このように、真っ先にエリザベス女王弔問からこんなことになって・・一部の保守側メディアが『ユン大統領の弔問外交は大成功だった』という記事を載せたりもしましたが、この件が圧倒的に話題になっています。それに、米韓首脳会談・日韓首脳会談も、本当に首脳会談が決まったのかどうか不透明なままです。昨日は林芳正外相とパクジン外交部長官の外相会談をお伝えしましたが、やはり『温度差があった』という話が出ていますし、聯合ニュースの記事(元ソースは朝日新聞の会員記事)によると、大統領室の首脳会談発表のことで、岸田文雄総理が強い不快さを示したとのことでして。これだと、もし会談が出来たとしても、成果を期待するのは難しいでしょう。ちなみに、米韓首脳会談もまた、まだ具体的な時期などが発表されていません。

 

<<・・岸田文雄首相が、大統領室が首脳会談開催を一方的に発表したことに対し、強い不快感を表わしたと、朝日新聞が21日政府関係者を引用して報道した。報道によると、岸田首相は韓国大統領室が15日、国連総会のきっかけで韓日首脳会談をすることに合意し、時間を調整中だと発表したことについて、「それなら、逆に会談しないことにする」と話した。大統領室の発表が早すぎたという認識のためだと思われる。首脳会談は、通常、開催事実が確定すれば両国が同時に発表するのが外交慣例だ。
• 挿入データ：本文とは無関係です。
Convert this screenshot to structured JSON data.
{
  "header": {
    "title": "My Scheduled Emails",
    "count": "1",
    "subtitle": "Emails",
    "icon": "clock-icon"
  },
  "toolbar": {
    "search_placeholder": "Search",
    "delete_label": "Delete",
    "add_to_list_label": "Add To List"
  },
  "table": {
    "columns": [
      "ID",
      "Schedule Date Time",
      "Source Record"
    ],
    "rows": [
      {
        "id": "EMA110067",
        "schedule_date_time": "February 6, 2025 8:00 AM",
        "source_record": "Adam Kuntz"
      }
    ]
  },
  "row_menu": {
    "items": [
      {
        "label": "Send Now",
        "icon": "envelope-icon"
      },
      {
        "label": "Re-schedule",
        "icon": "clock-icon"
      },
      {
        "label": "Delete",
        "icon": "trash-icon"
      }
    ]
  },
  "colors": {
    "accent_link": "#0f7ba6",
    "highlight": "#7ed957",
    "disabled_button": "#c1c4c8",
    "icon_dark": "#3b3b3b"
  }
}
これに先立ち、大統領室の発表当日にも、日本政府の広報担当者である松野博一官房長官は、定例記者会見で関連質問に「何も決まったことがない」と答えたことがある。岸田首相は前日にも、国連総会に出席するため米国に出国する直前、日韓首脳会談関連の質問に「まだ何も決まっていない」と明らかにした。複数の日本外務省幹部は20日(現地時間)に開かれた国連総会をきっかけに、ユン大統領と岸田首相が会同できたとしても、短い時間だけになるだろうと見ているという(聯合ニュース)・・>>

 

さぁ、まるで『会談が決まっていたけど、発表タイミングだけが問題だったとするニュアンスですが・・そういう問題じゃないでしょう。これからバイデン大統領との米韓首脳会談がどうなるかは分かりませんが、事前に噂されている議題は『インフレ抑止法の修正』『中国への新規投資許可』要請など、かなり高難度なものばかりです。どうも、「本格的に」ではありますが、向かっている本格の方向がちょっと違うような、そんな気もします。